Nutella1 wrote:
Mr. Obvious wrote:It still doesn't fully make sense of the 1993 records, which were outliers for so many of these athletes, including Wang.
That's an understatement:
3000m
Athelete Beijing Time Best time outside of Beijing
Wang Junxia 8:06 8:27
Qu Yunxia 8:12 8:28
Zhang Linli 8:16 8:29
Ma Liyan 8:18 (no other recorded time)
Zhang Lirong 8:22 8:31
I think everyone here can agree that the total distance covered in China was probably around 2850m, not 3000.
In other words, the track would have to be exactly 380m long.
The naked eye would not be able to tell a 380m track from a 400m track.
End of thread.
Ridiculous. There is no chance on earth the track was short. Answer me on these points to convince me that it wasn't a 400m track.
1. The same track was used for the 1990 Asian Games. Nothing out of the ordinary.
2. The men ran ordinary times. There's not one standing men's Chinese national record from the 1993 games, while there are ten Chinese women's records from the 1993 National Games.
3. The women did it again to a smaller extent in Shanghai in 1997. The same venue for the Diamond League. They didn't shrink it just for the women.
4. Omega timed the meet. You don't think they would notice?
5. How the hell would the hurdlers hit there marks? Setting up each hurdle 5% closer would completely throw them all off and the events would be ruined.

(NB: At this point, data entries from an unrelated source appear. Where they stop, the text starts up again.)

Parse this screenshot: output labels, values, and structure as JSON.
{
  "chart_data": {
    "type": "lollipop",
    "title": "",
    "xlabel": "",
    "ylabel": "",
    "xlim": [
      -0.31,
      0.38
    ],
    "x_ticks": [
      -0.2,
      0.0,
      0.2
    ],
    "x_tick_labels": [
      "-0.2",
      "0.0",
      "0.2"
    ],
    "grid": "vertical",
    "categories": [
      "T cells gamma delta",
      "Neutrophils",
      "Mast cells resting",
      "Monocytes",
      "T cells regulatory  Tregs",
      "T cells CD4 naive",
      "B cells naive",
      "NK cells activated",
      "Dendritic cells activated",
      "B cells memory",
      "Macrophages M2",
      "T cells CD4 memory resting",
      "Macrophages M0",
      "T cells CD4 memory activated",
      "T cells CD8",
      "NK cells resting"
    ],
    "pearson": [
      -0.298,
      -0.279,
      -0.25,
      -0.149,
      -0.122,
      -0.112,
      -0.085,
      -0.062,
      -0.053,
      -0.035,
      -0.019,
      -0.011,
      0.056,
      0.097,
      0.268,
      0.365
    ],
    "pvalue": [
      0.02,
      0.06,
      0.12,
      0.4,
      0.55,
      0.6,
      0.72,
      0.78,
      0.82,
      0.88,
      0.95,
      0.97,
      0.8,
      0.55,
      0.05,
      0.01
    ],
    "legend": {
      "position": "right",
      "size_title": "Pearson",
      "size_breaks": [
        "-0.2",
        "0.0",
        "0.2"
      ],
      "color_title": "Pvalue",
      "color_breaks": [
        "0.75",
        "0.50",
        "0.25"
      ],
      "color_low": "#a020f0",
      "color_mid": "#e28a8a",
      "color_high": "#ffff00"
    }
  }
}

6. Ma Miaolan set huge personal bests in the long jump, high jump and javelin during her heptathlon national record at the 1993 National Games. Did they use a short tape to measure them?
The results from 1993 and 1997 are from drugs and training. Why has no one done it before or since? You can't do it. They had a large group of women that Ma literally beat into shape and they ran 25 miles a day, really hard and took every drug imaginable. Talent + drugs + training no one else would do.